This thesis describes results from fundamental studies of liposomes intended for drug delivery and pH or temperature triggered release. In addition, the effect of lipid composition on bilayer disc formation and a potential application of the bilayer discs were investigated.

The lower pH encountered by endocytosed liposomes can be utilized to trigger drug release. The mechanisms behind cytosolic drug delivery were investigated using two different kinds of pH-sensitive liposomes. The results indicate that incorporation of non-lamellar forming lipids into the endosome membrane may allow for drug escape into the cytosol.

Temperature-sensitive liposomes containing lysolipid (LTSL) release their content almost instantly when heated to temperatures close to the gel to liquid crystalline phase transition temperature (TC). Morphological changes of the liposomes in response to temperature cycling were studied. Temperature cycling induced liposome openings and disintegration of the liposomes into bilayer discs. Incubation of LTSL in the presence of multilamellar liposomes (MLVs) resulted in relocalisation of lysolipid into the MLVs, which affected the rapid release from LTSL. We propose that the presence of micelle-forming components, such as lysolipids and PEG-lipids, facilitates the formation of defects and membrane openings during the initial phase of membrane melting, resulting in the observed rapid release. Similar to added lysolipids, also hydrolysis generated lysolipids induce disc-formation upon heating through TC of the lipid mixture.

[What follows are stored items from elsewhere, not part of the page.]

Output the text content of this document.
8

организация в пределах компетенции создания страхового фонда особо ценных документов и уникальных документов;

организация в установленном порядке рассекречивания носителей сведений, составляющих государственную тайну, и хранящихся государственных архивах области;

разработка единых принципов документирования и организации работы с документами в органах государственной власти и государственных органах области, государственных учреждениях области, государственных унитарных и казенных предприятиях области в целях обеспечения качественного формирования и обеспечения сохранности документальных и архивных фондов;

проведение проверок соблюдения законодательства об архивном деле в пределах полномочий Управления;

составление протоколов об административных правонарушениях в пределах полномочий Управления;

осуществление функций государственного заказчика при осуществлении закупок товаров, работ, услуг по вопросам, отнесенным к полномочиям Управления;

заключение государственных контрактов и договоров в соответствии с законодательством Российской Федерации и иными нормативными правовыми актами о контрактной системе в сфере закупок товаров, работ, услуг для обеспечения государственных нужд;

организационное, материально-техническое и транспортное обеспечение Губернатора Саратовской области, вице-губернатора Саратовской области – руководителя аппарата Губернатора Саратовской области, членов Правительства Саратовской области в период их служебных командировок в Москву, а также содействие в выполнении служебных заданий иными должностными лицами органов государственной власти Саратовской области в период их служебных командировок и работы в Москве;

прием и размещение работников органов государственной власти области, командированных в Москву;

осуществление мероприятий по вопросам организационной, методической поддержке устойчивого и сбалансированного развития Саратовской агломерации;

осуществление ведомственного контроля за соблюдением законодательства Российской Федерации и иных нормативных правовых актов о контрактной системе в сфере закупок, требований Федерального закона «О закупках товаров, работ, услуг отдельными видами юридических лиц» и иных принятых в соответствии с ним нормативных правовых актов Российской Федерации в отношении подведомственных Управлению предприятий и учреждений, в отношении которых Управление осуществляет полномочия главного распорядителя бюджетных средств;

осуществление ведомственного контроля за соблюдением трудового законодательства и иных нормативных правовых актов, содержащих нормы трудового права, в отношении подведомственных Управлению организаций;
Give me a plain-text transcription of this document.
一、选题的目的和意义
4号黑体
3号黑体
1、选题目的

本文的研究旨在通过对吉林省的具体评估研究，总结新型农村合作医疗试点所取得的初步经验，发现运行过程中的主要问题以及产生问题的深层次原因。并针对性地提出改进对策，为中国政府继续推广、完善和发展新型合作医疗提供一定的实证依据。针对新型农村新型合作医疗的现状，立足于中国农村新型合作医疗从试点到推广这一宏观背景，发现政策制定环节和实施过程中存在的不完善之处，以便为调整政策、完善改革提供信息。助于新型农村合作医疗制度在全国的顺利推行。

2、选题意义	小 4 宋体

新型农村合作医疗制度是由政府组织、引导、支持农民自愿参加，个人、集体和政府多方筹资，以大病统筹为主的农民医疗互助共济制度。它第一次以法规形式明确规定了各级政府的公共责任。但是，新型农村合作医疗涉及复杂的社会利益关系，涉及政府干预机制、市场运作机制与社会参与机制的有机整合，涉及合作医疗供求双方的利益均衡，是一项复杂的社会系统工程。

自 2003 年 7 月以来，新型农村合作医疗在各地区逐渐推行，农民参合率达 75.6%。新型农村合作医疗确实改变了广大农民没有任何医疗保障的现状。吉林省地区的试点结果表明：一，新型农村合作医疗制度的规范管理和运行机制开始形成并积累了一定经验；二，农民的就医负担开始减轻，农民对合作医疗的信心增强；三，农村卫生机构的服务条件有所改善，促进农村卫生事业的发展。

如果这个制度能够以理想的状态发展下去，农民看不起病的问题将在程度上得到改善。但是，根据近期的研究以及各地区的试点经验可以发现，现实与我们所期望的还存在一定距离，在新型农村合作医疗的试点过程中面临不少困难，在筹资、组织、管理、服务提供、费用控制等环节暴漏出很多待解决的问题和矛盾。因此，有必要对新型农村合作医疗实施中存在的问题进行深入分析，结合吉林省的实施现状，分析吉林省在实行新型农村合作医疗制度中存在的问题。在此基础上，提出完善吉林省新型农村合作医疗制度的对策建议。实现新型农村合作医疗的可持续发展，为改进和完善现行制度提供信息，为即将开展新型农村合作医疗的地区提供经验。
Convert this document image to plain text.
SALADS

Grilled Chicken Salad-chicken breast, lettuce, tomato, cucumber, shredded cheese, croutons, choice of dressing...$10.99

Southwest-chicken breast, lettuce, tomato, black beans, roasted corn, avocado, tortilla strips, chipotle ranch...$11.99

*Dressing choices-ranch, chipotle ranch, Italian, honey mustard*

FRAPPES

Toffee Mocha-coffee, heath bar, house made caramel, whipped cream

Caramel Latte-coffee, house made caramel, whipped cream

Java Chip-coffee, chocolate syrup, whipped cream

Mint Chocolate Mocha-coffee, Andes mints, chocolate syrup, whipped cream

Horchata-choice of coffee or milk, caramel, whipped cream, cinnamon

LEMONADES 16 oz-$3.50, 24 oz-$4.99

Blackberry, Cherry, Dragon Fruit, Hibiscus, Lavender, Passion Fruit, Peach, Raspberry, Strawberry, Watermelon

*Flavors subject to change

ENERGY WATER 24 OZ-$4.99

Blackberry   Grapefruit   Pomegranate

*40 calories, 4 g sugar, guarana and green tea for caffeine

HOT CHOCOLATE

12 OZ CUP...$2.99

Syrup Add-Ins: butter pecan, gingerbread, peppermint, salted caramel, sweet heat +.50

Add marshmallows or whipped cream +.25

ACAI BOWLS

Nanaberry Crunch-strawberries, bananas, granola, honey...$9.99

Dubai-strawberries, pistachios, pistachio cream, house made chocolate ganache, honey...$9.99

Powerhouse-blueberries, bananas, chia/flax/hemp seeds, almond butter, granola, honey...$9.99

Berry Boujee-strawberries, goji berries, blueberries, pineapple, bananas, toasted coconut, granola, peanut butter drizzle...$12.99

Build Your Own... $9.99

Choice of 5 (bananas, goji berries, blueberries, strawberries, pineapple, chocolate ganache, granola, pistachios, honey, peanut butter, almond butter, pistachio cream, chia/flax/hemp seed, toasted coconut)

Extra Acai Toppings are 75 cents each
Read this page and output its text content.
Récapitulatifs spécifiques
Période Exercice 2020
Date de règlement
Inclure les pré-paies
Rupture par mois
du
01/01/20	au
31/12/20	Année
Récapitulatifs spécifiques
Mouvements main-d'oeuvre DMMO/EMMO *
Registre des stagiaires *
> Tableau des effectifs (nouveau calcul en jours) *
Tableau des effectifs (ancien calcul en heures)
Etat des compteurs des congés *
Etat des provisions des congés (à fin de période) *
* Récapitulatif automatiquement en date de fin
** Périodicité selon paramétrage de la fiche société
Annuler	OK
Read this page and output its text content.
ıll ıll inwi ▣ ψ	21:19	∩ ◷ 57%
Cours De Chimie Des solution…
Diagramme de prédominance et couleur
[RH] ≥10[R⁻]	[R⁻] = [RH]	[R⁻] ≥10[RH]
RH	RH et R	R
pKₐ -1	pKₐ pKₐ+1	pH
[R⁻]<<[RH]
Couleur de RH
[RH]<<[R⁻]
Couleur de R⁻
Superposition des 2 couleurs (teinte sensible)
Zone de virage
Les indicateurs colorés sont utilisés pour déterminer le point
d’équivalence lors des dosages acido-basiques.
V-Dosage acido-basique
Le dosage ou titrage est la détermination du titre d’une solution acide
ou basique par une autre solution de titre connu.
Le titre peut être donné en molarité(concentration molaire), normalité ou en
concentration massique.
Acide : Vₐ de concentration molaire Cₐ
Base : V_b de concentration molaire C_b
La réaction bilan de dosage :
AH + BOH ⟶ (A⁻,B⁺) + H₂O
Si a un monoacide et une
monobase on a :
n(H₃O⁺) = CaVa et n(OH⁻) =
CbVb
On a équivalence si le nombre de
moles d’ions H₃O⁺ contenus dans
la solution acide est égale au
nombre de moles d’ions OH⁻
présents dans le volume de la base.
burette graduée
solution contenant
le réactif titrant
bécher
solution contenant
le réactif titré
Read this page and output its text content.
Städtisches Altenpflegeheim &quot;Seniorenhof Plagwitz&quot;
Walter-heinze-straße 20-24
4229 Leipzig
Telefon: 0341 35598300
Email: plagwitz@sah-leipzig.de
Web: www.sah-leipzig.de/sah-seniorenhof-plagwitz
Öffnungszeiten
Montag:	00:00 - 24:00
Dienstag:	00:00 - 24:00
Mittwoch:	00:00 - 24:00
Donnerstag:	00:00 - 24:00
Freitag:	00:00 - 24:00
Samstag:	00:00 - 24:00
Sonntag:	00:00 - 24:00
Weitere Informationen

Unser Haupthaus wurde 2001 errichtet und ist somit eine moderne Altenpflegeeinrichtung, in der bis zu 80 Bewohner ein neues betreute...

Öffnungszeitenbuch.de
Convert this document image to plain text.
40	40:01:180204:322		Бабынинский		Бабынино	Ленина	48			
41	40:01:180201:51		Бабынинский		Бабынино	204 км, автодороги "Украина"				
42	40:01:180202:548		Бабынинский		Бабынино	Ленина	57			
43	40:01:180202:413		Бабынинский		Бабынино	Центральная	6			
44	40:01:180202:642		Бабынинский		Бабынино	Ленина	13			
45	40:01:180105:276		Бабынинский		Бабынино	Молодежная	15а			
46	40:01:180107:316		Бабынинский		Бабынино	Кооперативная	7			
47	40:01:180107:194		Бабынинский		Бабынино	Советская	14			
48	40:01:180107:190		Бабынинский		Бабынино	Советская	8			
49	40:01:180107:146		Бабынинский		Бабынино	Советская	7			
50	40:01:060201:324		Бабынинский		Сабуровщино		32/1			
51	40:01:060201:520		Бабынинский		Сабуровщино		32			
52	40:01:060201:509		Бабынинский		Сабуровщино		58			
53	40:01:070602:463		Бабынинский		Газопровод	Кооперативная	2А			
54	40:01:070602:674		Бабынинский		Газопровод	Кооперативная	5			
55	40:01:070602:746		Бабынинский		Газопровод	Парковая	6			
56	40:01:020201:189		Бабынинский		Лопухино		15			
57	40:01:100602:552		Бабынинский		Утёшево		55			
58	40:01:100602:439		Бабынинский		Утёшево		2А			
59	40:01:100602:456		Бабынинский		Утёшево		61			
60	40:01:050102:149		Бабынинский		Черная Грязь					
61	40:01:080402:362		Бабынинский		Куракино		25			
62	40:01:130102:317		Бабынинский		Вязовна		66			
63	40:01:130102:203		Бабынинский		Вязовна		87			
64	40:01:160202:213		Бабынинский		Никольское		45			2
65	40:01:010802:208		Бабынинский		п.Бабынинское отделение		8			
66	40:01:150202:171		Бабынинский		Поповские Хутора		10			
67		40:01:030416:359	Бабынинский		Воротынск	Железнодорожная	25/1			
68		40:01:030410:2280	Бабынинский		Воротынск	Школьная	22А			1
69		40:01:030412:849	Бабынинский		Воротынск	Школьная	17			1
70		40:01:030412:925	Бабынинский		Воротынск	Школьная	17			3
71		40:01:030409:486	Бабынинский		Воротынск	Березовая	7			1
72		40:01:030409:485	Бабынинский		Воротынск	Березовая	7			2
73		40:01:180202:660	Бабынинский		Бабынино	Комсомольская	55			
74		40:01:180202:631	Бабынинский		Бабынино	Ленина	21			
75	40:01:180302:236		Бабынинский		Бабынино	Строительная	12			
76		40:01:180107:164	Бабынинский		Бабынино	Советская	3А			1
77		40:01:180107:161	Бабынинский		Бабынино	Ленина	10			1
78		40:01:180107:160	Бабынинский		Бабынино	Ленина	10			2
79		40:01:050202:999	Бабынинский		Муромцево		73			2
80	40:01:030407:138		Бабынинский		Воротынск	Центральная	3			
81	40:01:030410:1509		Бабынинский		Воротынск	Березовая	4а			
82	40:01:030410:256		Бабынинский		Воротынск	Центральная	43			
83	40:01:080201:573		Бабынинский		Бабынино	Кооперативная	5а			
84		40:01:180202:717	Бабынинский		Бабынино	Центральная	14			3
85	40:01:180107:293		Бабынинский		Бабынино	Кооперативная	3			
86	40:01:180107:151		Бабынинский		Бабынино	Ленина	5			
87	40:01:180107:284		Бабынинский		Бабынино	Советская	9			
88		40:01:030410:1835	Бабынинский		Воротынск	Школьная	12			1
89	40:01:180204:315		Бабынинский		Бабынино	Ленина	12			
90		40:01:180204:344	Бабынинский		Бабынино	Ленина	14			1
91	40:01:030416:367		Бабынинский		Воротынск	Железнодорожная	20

Two fundamentally different micelles may form in PEG-lipid/lipid mixtures. We found that discoidal structures are preferred over cylindrical micelles when the mixture contains components that reduce the spontaneous curvature, increase the monolayer bending modulus, or reduce PEG-lipid/lipid miscibility. The large discoidal micelles found at low PEG-lipid content are better described as bilayer discs. We evaluated such discs as model membranes in drug partitioning studies, and suggest that they, in some cases, produce more accurate data than liposomes.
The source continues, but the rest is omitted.